Regenerations and applications
Giovanni Mongardi, Gianluca Pacienza
TL;DR
The authors address the problem of producing uniruled divisors on projective IHS manifolds by extending the regeneration principle to the IHS setting. They prove a Regeneration principle: in a family ${\\mathcal{X}}\\to B$ with central fiber satisfying a key Hypothesis, an integral uniruled divisor on the central fiber regenerates to the total family; they verify the hypothesis for $K3^{[n]}$-type and generalized Kummer type, and deduce that polarized $(X,H)$ in these types have a uniruled divisor in some $|mH|$. They further show that, for very general moduli points, any two points can be joined by a chain of at most $2n$ rational curves, each deforming to cover a divisor, yielding density of uniruled divisors and effective non-hyperbolicity; and if ${\\rm Bir}(X)$ is infinite, then $X$ has infinitely many uniruled divisors.
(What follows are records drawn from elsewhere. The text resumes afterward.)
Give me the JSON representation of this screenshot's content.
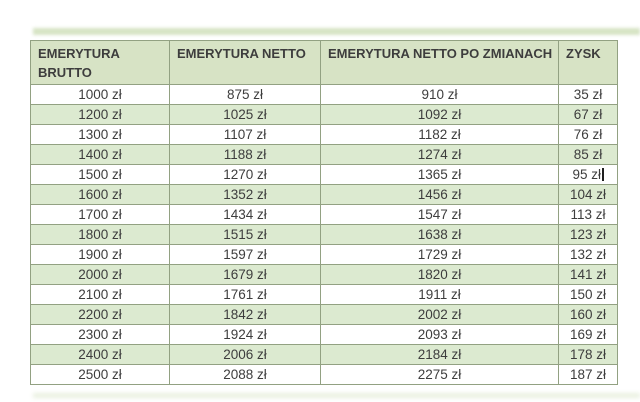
{
  "table": {
    "headers": [
      {
        "key": "brutto",
        "label": "EMERYTURA BRUTTO"
      },
      {
        "key": "netto",
        "label": "EMERYTURA NETTO"
      },
      {
        "key": "netto_po_zmianach",
        "label": "EMERYTURA NETTO PO ZMIANACH"
      },
      {
        "key": "zysk",
        "label": "ZYSK"
      }
    ],
    "columns": [
      "brutto",
      "netto",
      "netto_po_zmianach",
      "zysk"
    ],
    "rows": [
      {
        "brutto": "1000 zł",
        "netto": "875 zł",
        "netto_po_zmianach": "910 zł",
        "zysk": "35 zł"
      },
      {
        "brutto": "1200 zł",
        "netto": "1025 zł",
        "netto_po_zmianach": "1092 zł",
        "zysk": "67 zł"
      },
      {
        "brutto": "1300 zł",
        "netto": "1107 zł",
        "netto_po_zmianach": "1182 zł",
        "zysk": "76 zł"
      },
      {
        "brutto": "1400 zł",
        "netto": "1188 zł",
        "netto_po_zmianach": "1274 zł",
        "zysk": "85 zł"
      },
      {
        "brutto": "1500 zł",
        "netto": "1270 zł",
        "netto_po_zmianach": "1365 zł",
        "zysk": "95 zł"
      },
      {
        "brutto": "1600 zł",
        "netto": "1352 zł",
        "netto_po_zmianach": "1456 zł",
        "zysk": "104 zł"
      },
      {
        "brutto": "1700 zł",
        "netto": "1434 zł",
        "netto_po_zmianach": "1547 zł",
        "zysk": "113 zł"
      },
      {
        "brutto": "1800 zł",
        "netto": "1515 zł",
        "netto_po_zmianach": "1638 zł",
        "zysk": "123 zł"
      },
      {
        "brutto": "1900 zł",
        "netto": "1597 zł",
        "netto_po_zmianach": "1729 zł",
        "zysk": "132 zł"
      },
      {
        "brutto": "2000 zł",
        "netto": "1679 zł",
        "netto_po_zmianach": "1820 zł",
        "zysk": "141 zł"
      },
      {
        "brutto": "2100 zł",
        "netto": "1761 zł",
        "netto_po_zmianach": "1911 zł",
        "zysk": "150 zł"
      },
      {
        "brutto": "2200 zł",
        "netto": "1842 zł",
        "netto_po_zmianach": "2002 zł",
        "zysk": "160 zł"
      },
      {
        "brutto": "2300 zł",
        "netto": "1924 zł",
        "netto_po_zmianach": "2093 zł",
        "zysk": "169 zł"
      },
      {
        "brutto": "2400 zł",
        "netto": "2006 zł",
        "netto_po_zmianach": "2184 zł",
        "zysk": "178 zł"
      },
      {
        "brutto": "2500 zł",
        "netto": "2088 zł",
        "netto_po_zmianach": "2275 zł",
        "zysk": "187 zł"
      }
    ]
  },
  "caret": {
    "row_index": 4,
    "column": "zysk"
  },
  "colors": {
    "header_bg": "#d7e3c5",
    "row_alt_bg": "#dcead0",
    "border_color": "#92a182",
    "text_color": "#3d3d3d",
    "smear_color": "#cfdfba",
    "page_bg": "#ffffff"
  }
}
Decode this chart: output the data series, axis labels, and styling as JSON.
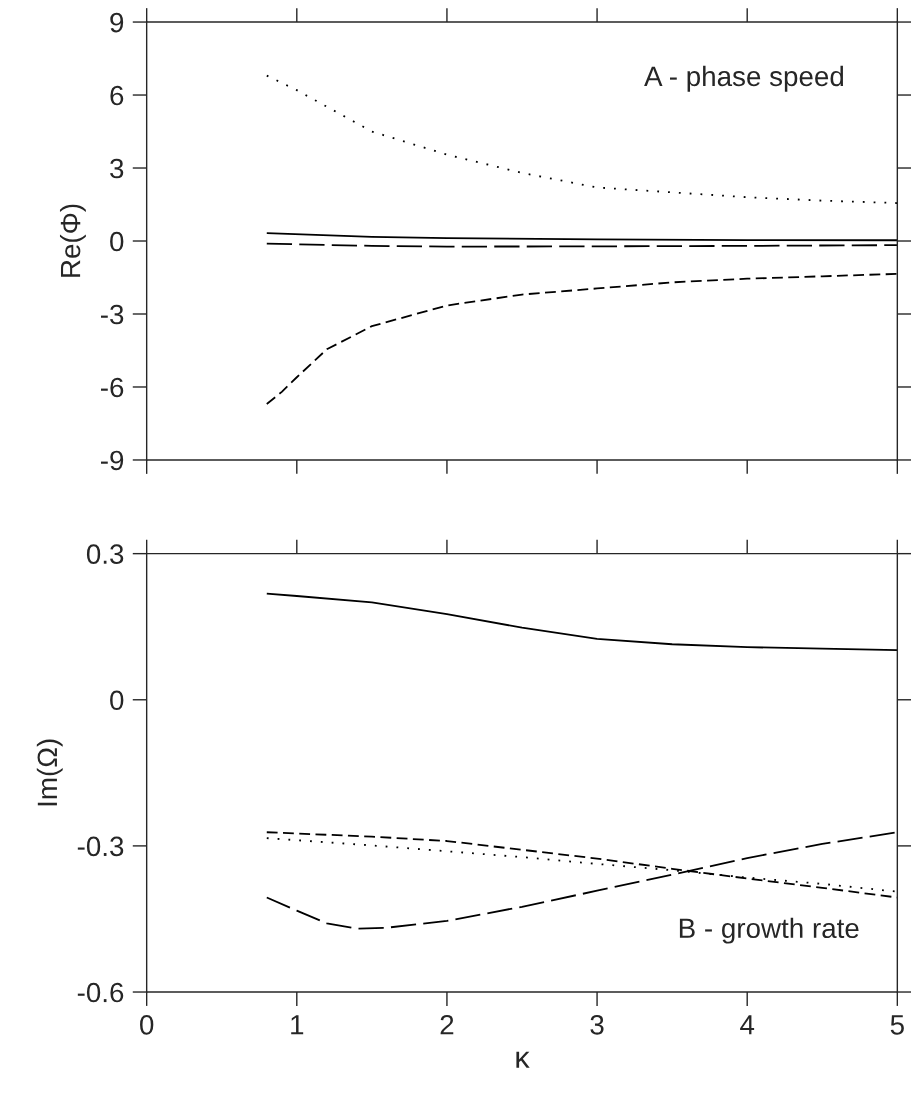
{
  "chart_data": [
    {
      "type": "line",
      "ylabel": "Re(Φ)",
      "annotations": [
        "A - phase speed"
      ],
      "xlim": [
        0,
        5
      ],
      "xticks": [
        0,
        1,
        2,
        3,
        4,
        5
      ],
      "ylim": [
        -9,
        9
      ],
      "yticks": [
        9,
        6,
        3,
        0,
        -3,
        -6,
        -9
      ],
      "tick_labels": "y",
      "grid": false,
      "legend": false,
      "series": [
        {
          "color": "#000000",
          "line_style": "dotted",
          "x": [
            0.8,
            1,
            1.5,
            2,
            2.5,
            3,
            3.5,
            4,
            4.5,
            5
          ],
          "values": [
            6.8,
            6.2,
            4.5,
            3.55,
            2.8,
            2.2,
            2.0,
            1.8,
            1.66,
            1.56
          ]
        },
        {
          "color": "#000000",
          "line_style": "solid",
          "x": [
            0.8,
            1.5,
            2,
            3,
            4,
            5
          ],
          "values": [
            0.32,
            0.17,
            0.12,
            0.07,
            0.04,
            0.03
          ]
        },
        {
          "color": "#000000",
          "line_style": "long_dashed",
          "x": [
            0.8,
            1.5,
            2,
            3,
            4,
            5
          ],
          "values": [
            -0.11,
            -0.2,
            -0.23,
            -0.22,
            -0.2,
            -0.17
          ]
        },
        {
          "color": "#000000",
          "line_style": "dashed",
          "x": [
            0.8,
            0.9,
            1,
            1.2,
            1.5,
            2,
            2.5,
            3,
            3.5,
            4,
            4.5,
            5
          ],
          "values": [
            -6.7,
            -6.2,
            -5.6,
            -4.45,
            -3.5,
            -2.65,
            -2.2,
            -1.95,
            -1.7,
            -1.55,
            -1.45,
            -1.35
          ]
        }
      ]
    },
    {
      "type": "line",
      "xlabel": "κ",
      "ylabel": "Im(Ω)",
      "annotations": [
        "B - growth rate"
      ],
      "xlim": [
        0,
        5
      ],
      "xticks": [
        0,
        1,
        2,
        3,
        4,
        5
      ],
      "ylim": [
        -0.6,
        0.3
      ],
      "yticks": [
        0.3,
        0,
        -0.3,
        -0.6
      ],
      "grid": false,
      "legend": false,
      "series": [
        {
          "color": "#000000",
          "line_style": "solid",
          "x": [
            0.8,
            1,
            1.5,
            2,
            2.5,
            3,
            3.5,
            4,
            4.5,
            5
          ],
          "values": [
            0.218,
            0.213,
            0.2,
            0.176,
            0.148,
            0.125,
            0.114,
            0.108,
            0.105,
            0.102
          ]
        },
        {
          "color": "#000000",
          "line_style": "dashed",
          "x": [
            0.8,
            1.5,
            2,
            2.5,
            3,
            3.5,
            4,
            4.5,
            5
          ],
          "values": [
            -0.272,
            -0.281,
            -0.29,
            -0.308,
            -0.326,
            -0.347,
            -0.367,
            -0.386,
            -0.406
          ]
        },
        {
          "color": "#000000",
          "line_style": "dotted",
          "x": [
            0.8,
            1.5,
            2,
            2.5,
            3,
            3.5,
            4,
            4.5,
            5
          ],
          "values": [
            -0.284,
            -0.299,
            -0.311,
            -0.323,
            -0.337,
            -0.35,
            -0.365,
            -0.378,
            -0.394
          ]
        },
        {
          "color": "#000000",
          "line_style": "long_dashed",
          "x": [
            0.8,
            1,
            1.2,
            1.4,
            1.6,
            2,
            2.5,
            3,
            3.5,
            4,
            4.5,
            5
          ],
          "values": [
            -0.406,
            -0.433,
            -0.459,
            -0.47,
            -0.468,
            -0.454,
            -0.425,
            -0.392,
            -0.359,
            -0.325,
            -0.296,
            -0.272
          ]
        }
      ]
    }
  ]
}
This work provides a unified, flexible tool to approach existence questions beyond primitive rational curves and links regeneration to Hodge loci and deformation theory.
Abstract
Chen-Gounelas-Liedtke recently introduced a powerful regeneration technique, a process opposite to specialization, to prove existence results for rational curves on projective $K3$ surfaces. We show that, for projective irreducible holomorphic symplectic manifolds, an analogous regeneration principle holds and provides a very flexible tool to prove existence of uniruled divisors, significantly improving known results.